The data storage format of MaxCompute has been updated to Alibaba Optimized Row Columnar (AliORC) since February 2020. To help you better understand the data performance of MaxCompute, this topic compares AliORC with Apache Optimized Row Columnar (ORC) and Apache Parquet based on TPC Benchmark DS (TPC-DS) tests.

Test results

  • The following table describes the comparison between the test results of AliORC and Apache ORC, and between the test results of AliORC and Apache Parquet. The test results are compared based on the dataset that contains 24 TPC-DS test tables.
    Item File size Writer elapsed time Reader elapsed time
    AliORC compared with Apache ORC Drops by more than 8%. Drops by more than 85%. Drops by more than 76%.
    AliORC compared with Apache Parquet Drops by more than 22%. Drops by more than 50%. Drops by more than 28%.
    The following figure shows the test results of the dataset.**
    Parameter description:
    • File size: the data storage size of all tables combined. Unit: bytes.
    • Writer elapsed time: the time it takes to import CSV data of TPC-DS to AliORC, Apache ORC, or Apache Parquet. Unit: seconds.
    • Reader elapsed time: the time it takes for AliORC, Apache ORC, or Apache Parquet to complete a data scan. Unit: seconds.
  • The following table describes the comparison results based on the store_sales table, which is the largest table among the test tables.
    Item File size Writer elapsed time Reader elapsed time
    AliORC compared with Apache ORC Drops by more than 7%. Drops by more than 86%. Drops by more than 74%.
    AliORC compared with Apache Parquet Drops by more than 20%. Drops by more than 54%. Drops by more than 30%.
    The following figure shows the test results of the store_sales table.**

Test environments

  • Apache Parquet version: Apache Arrow C++ V0.16.0
  • Apache ORC version: C++ V1.6.2
  • Dataset: TPC-DS 10G (SF=10)

Dataset

TPC-DS is a decision support benchmark that uses multi-dimensional data models, such as star and snowflake data models. The benchmark contains 7 fact tables and 17 dimension tables, with an average of 18 columns per table. The tables contain skewed data and values to simulate a real scenario. TPC-DS provides the best test set to measure different versions of Hadoop and SQL on Hadoop.
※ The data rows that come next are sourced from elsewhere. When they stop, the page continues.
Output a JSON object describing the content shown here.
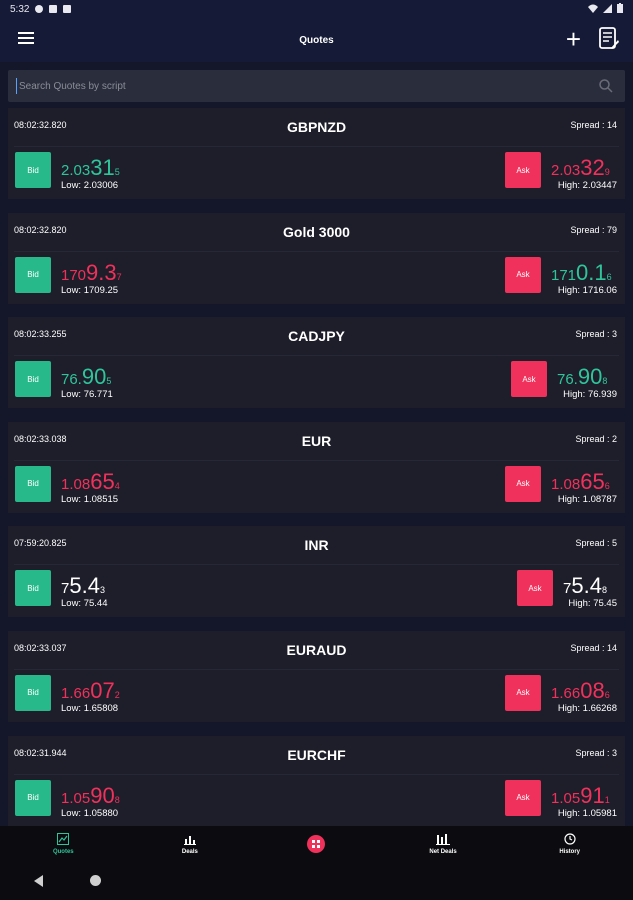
{
  "status_bar": {
    "time": "5:32"
  },
  "header": {
    "title": "Quotes"
  },
  "search": {
    "placeholder": "Search Quotes by script"
  },
  "labels": {
    "bid": "Bid",
    "ask": "Ask",
    "low_prefix": "Low: ",
    "high_prefix": "High: ",
    "spread_prefix": "Spread : "
  },
  "quotes": [
    {
      "time": "08:02:32.820",
      "symbol": "GBPNZD",
      "spread": "14",
      "bid": {
        "small": "2.03",
        "big": "31",
        "sup": "5",
        "color": "green"
      },
      "ask": {
        "small": "2.03",
        "big": "32",
        "sup": "9",
        "color": "red"
      },
      "low": "2.03006",
      "high": "2.03447"
    },
    {
      "time": "08:02:32.820",
      "symbol": "Gold 3000",
      "spread": "79",
      "bid": {
        "small": "170",
        "big": "9.3",
        "sup": "7",
        "color": "red"
      },
      "ask": {
        "small": "171",
        "big": "0.1",
        "sup": "6",
        "color": "green"
      },
      "low": "1709.25",
      "high": "1716.06"
    },
    {
      "time": "08:02:33.255",
      "symbol": "CADJPY",
      "spread": "3",
      "bid": {
        "small": "76.",
        "big": "90",
        "sup": "5",
        "color": "green"
      },
      "ask": {
        "small": "76.",
        "big": "90",
        "sup": "8",
        "color": "green"
      },
      "low": "76.771",
      "high": "76.939"
    },
    {
      "time": "08:02:33.038",
      "symbol": "EUR",
      "spread": "2",
      "bid": {
        "small": "1.08",
        "big": "65",
        "sup": "4",
        "color": "red"
      },
      "ask": {
        "small": "1.08",
        "big": "65",
        "sup": "6",
        "color": "red"
      },
      "low": "1.08515",
      "high": "1.08787"
    },
    {
      "time": "07:59:20.825",
      "symbol": "INR",
      "spread": "5",
      "bid": {
        "small": "7",
        "big": "5.4",
        "sup": "3",
        "color": "white"
      },
      "ask": {
        "small": "7",
        "big": "5.4",
        "sup": "8",
        "color": "white"
      },
      "low": "75.44",
      "high": "75.45"
    },
    {
      "time": "08:02:33.037",
      "symbol": "EURAUD",
      "spread": "14",
      "bid": {
        "small": "1.66",
        "big": "07",
        "sup": "2",
        "color": "red"
      },
      "ask": {
        "small": "1.66",
        "big": "08",
        "sup": "6",
        "color": "red"
      },
      "low": "1.65808",
      "high": "1.66268"
    },
    {
      "time": "08:02:31.944",
      "symbol": "EURCHF",
      "spread": "3",
      "bid": {
        "small": "1.05",
        "big": "90",
        "sup": "8",
        "color": "red"
      },
      "ask": {
        "small": "1.05",
        "big": "91",
        "sup": "1",
        "color": "red"
      },
      "low": "1.05880",
      "high": "1.05981"
    }
  ],
  "bottom_nav": [
    {
      "label": "Quotes",
      "icon": "chart-icon",
      "active": true
    },
    {
      "label": "Deals",
      "icon": "deals-icon",
      "active": false
    },
    {
      "label": "",
      "icon": "center-fab-icon",
      "active": false
    },
    {
      "label": "Net Deals",
      "icon": "net-deals-icon",
      "active": false
    },
    {
      "label": "History",
      "icon": "history-icon",
      "active": false
    }
  ],
  "colors": {
    "green": "#2fc59b",
    "red": "#f0315b",
    "bid_button": "#27b98a",
    "ask_button": "#f0315b",
    "card": "#1e1e2a",
    "header": "#151a36"
  }
}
The following list shows the 24 tables of the TPC-DS dataset used in this test:
store_sales
catalog_sales
inventory
web_sales
store_returns
catalog_returns
web_returns
customer_demographics
customer
item
customer_address
date_dim
time_dim
catalog_page
household_demographics
promotion
store
web_page
web_site
call_center
reason
warehouse
ship_mode
income_band